Las chicas parecían ligeramente avergonzadas. «¡Oh, perdón! Íbamos a pedirle su número, ¡pero no importa!». Soltaron una risita y saludaron con la mano, alejándose rápidamente.
Bethany se rió para sus adentros mientras se marchaban. «Es tan fácil cuando eres joven. Piden el número de alguien sin pensárselo demasiado».
Bethany, en cambio, no era así. Siempre tenía que pensar las cosas detenidamente antes de hacer algo.

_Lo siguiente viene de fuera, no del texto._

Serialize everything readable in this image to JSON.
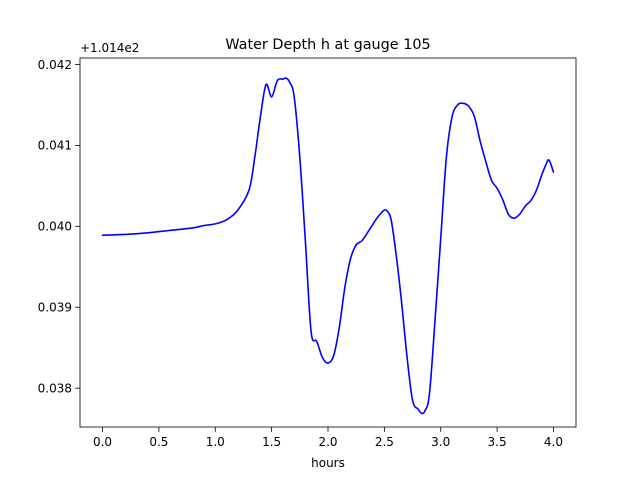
{
  "chart_data": {
    "type": "line",
    "title": "Water Depth h at gauge 105",
    "xlabel": "hours",
    "ylabel": "",
    "y_offset_label": "+1.014e2",
    "y_offset": 101.4,
    "xlim": [
      -0.2,
      4.2
    ],
    "ylim": [
      0.03752,
      0.04208
    ],
    "x_ticks": [
      {
        "value": 0.0,
        "label": "0.0"
      },
      {
        "value": 0.5,
        "label": "0.5"
      },
      {
        "value": 1.0,
        "label": "1.0"
      },
      {
        "value": 1.5,
        "label": "1.5"
      },
      {
        "value": 2.0,
        "label": "2.0"
      },
      {
        "value": 2.5,
        "label": "2.5"
      },
      {
        "value": 3.0,
        "label": "3.0"
      },
      {
        "value": 3.5,
        "label": "3.5"
      },
      {
        "value": 4.0,
        "label": "4.0"
      }
    ],
    "y_ticks": [
      {
        "value": 0.038,
        "label": "0.038"
      },
      {
        "value": 0.039,
        "label": "0.039"
      },
      {
        "value": 0.04,
        "label": "0.040"
      },
      {
        "value": 0.041,
        "label": "0.041"
      },
      {
        "value": 0.042,
        "label": "0.042"
      }
    ],
    "grid": false,
    "legend": "none",
    "series": [
      {
        "color": "#0000ff",
        "x": [
          0.0,
          0.2,
          0.4,
          0.6,
          0.8,
          0.9,
          1.0,
          1.1,
          1.2,
          1.3,
          1.35,
          1.4,
          1.45,
          1.5,
          1.55,
          1.6,
          1.63,
          1.66,
          1.7,
          1.75,
          1.8,
          1.85,
          1.9,
          1.95,
          2.0,
          2.05,
          2.1,
          2.15,
          2.2,
          2.25,
          2.3,
          2.35,
          2.4,
          2.45,
          2.5,
          2.53,
          2.56,
          2.6,
          2.65,
          2.7,
          2.75,
          2.8,
          2.83,
          2.86,
          2.9,
          2.95,
          3.0,
          3.05,
          3.1,
          3.15,
          3.2,
          3.25,
          3.3,
          3.35,
          3.4,
          3.45,
          3.5,
          3.55,
          3.6,
          3.65,
          3.7,
          3.75,
          3.8,
          3.85,
          3.9,
          3.93,
          3.96,
          4.0
        ],
        "y": [
          0.03989,
          0.0399,
          0.03992,
          0.03995,
          0.03998,
          0.04001,
          0.04003,
          0.04008,
          0.0402,
          0.04045,
          0.04085,
          0.04135,
          0.04175,
          0.0416,
          0.0418,
          0.04182,
          0.04183,
          0.04178,
          0.0416,
          0.04085,
          0.0398,
          0.0387,
          0.03858,
          0.03838,
          0.03831,
          0.0384,
          0.03875,
          0.03925,
          0.0396,
          0.03977,
          0.03982,
          0.03992,
          0.04003,
          0.04013,
          0.0402,
          0.04018,
          0.04008,
          0.0397,
          0.0391,
          0.0384,
          0.03785,
          0.03774,
          0.03769,
          0.03772,
          0.03793,
          0.03885,
          0.03985,
          0.04085,
          0.04135,
          0.0415,
          0.04152,
          0.04148,
          0.04135,
          0.04105,
          0.0408,
          0.04057,
          0.04047,
          0.04033,
          0.04015,
          0.0401,
          0.04015,
          0.04025,
          0.04032,
          0.04045,
          0.04065,
          0.04075,
          0.04082,
          0.04067
        ]
      }
    ]
  }
}
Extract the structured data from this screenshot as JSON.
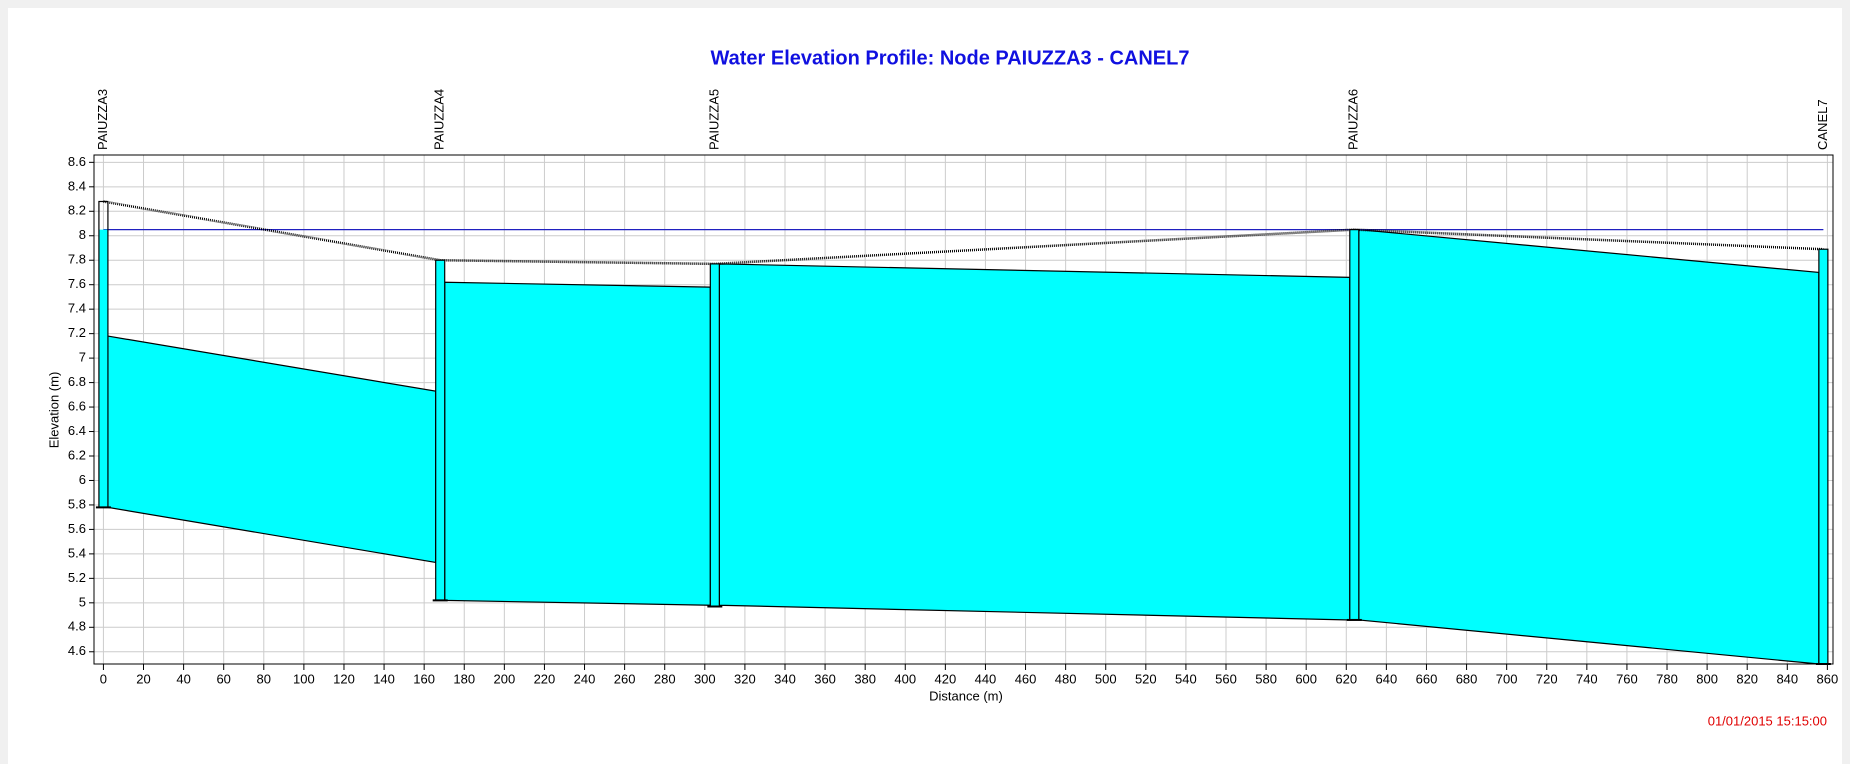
{
  "chart_data": {
    "type": "profile",
    "title": "Water Elevation Profile:  Node PAIUZZA3 - CANEL7",
    "xlabel": "Distance (m)",
    "ylabel": "Elevation (m)",
    "timestamp": "01/01/2015 15:15:00",
    "water_color": "#00ffff",
    "reference_color": "#2020c0",
    "grid": true,
    "xlim": [
      -4.7,
      862.8
    ],
    "ylim": [
      4.5,
      8.66
    ],
    "xticks": [
      0,
      20,
      40,
      60,
      80,
      100,
      120,
      140,
      160,
      180,
      200,
      220,
      240,
      260,
      280,
      300,
      320,
      340,
      360,
      380,
      400,
      420,
      440,
      460,
      480,
      500,
      520,
      540,
      560,
      580,
      600,
      620,
      640,
      660,
      680,
      700,
      720,
      740,
      760,
      780,
      800,
      820,
      840,
      860
    ],
    "yticks": [
      4.6,
      4.8,
      5,
      5.2,
      5.4,
      5.6,
      5.8,
      6,
      6.2,
      6.4,
      6.6,
      6.8,
      7,
      7.2,
      7.4,
      7.6,
      7.8,
      8,
      8.2,
      8.4,
      8.6
    ],
    "nodes": {
      "names": [
        "PAIUZZA3",
        "PAIUZZA4",
        "PAIUZZA5",
        "PAIUZZA6",
        "CANEL7"
      ],
      "distance": [
        0,
        168,
        305,
        624,
        858
      ],
      "invert": [
        5.78,
        5.02,
        4.97,
        4.86,
        4.5
      ],
      "ground": [
        8.28,
        7.8,
        7.77,
        8.05,
        7.89
      ],
      "water": [
        8.05,
        7.8,
        7.77,
        8.05,
        7.89
      ]
    },
    "links": {
      "start_water": [
        7.18,
        7.62,
        7.77,
        8.05
      ],
      "end_water": [
        6.73,
        7.58,
        7.66,
        7.7
      ],
      "start_invert": [
        5.78,
        5.02,
        4.98,
        4.86
      ],
      "end_invert": [
        5.33,
        4.98,
        4.86,
        4.5
      ]
    },
    "reference_level": 8.05
  }
}
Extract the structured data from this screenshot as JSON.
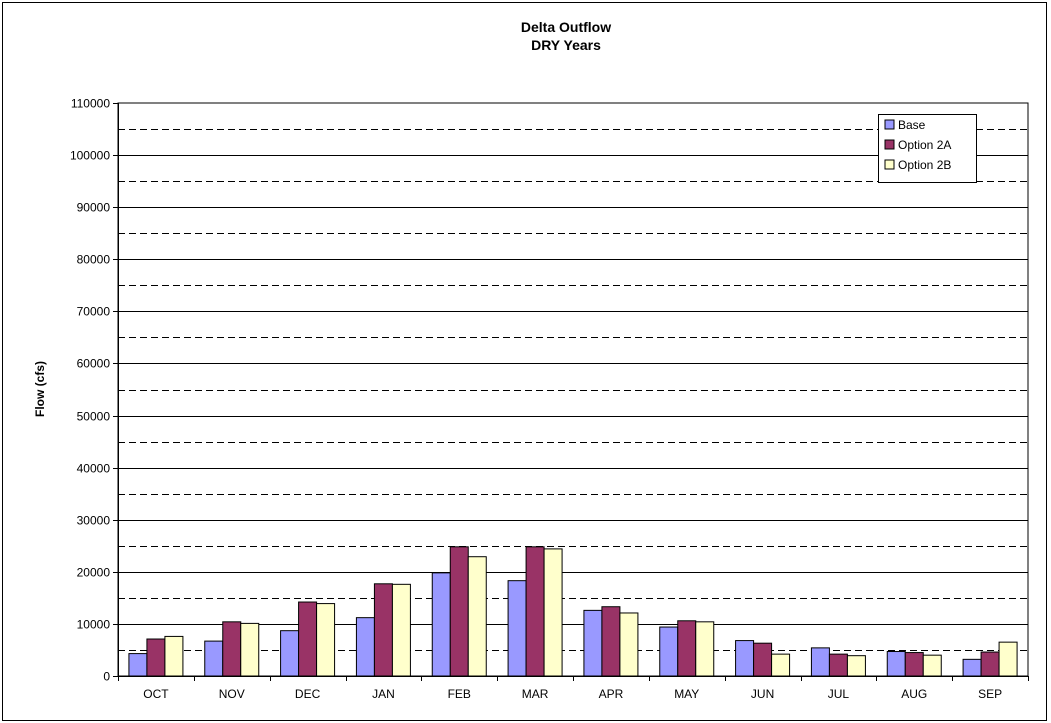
{
  "chart_data": {
    "type": "bar",
    "title": "Delta Outflow",
    "subtitle": "DRY Years",
    "xlabel": "",
    "ylabel": "Flow (cfs)",
    "ylim": [
      0,
      110000
    ],
    "ytick_step": 10000,
    "yticks": [
      "0",
      "10000",
      "20000",
      "30000",
      "40000",
      "50000",
      "60000",
      "70000",
      "80000",
      "90000",
      "100000",
      "110000"
    ],
    "grid": "solid major lines every 10000, dashed lines at 5000 midpoints",
    "legend_position": "top-right",
    "categories": [
      "OCT",
      "NOV",
      "DEC",
      "JAN",
      "FEB",
      "MAR",
      "APR",
      "MAY",
      "JUN",
      "JUL",
      "AUG",
      "SEP"
    ],
    "series": [
      {
        "name": "Base",
        "color": "#9999ff",
        "values": [
          4300,
          6700,
          8700,
          11200,
          19800,
          18300,
          12600,
          9400,
          6800,
          5400,
          4700,
          3200
        ]
      },
      {
        "name": "Option 2A",
        "color": "#993366",
        "values": [
          7100,
          10400,
          14200,
          17700,
          24800,
          24800,
          13300,
          10600,
          6300,
          4200,
          4500,
          4600
        ]
      },
      {
        "name": "Option 2B",
        "color": "#ffffcc",
        "values": [
          7600,
          10100,
          13900,
          17600,
          22900,
          24400,
          12100,
          10400,
          4200,
          3900,
          4000,
          6500
        ]
      }
    ]
  }
}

Jonathan volvió con las manzanas de caramelo, notando su expresión divertida. «¿Qué te hace tanta gracia?»
«Esas chicas pensaban que eras mi hermano pequeño. Querían tu número. Al parecer, eres todo un rompecorazones», dijo Bethany, sonriendo.
Jonathan sonrió satisfecho mientras le daba la golosina y se sentaba a su lado. «No importa. En el colegio apenas te fijabas en mí».
«Eso no es cierto. Me fijé en ti muchas veces. ¿Cómo no iba a hacerlo? Éramos compañeros de asiento. Además, todas las chicas de la escuela estaban enamoradas de ti».
Por aquel entonces, Jonathan era la comidilla del colegio. Dondequiera que iba, le seguían los susurros, y las chicas no paraban de hablar de lo guapo que era.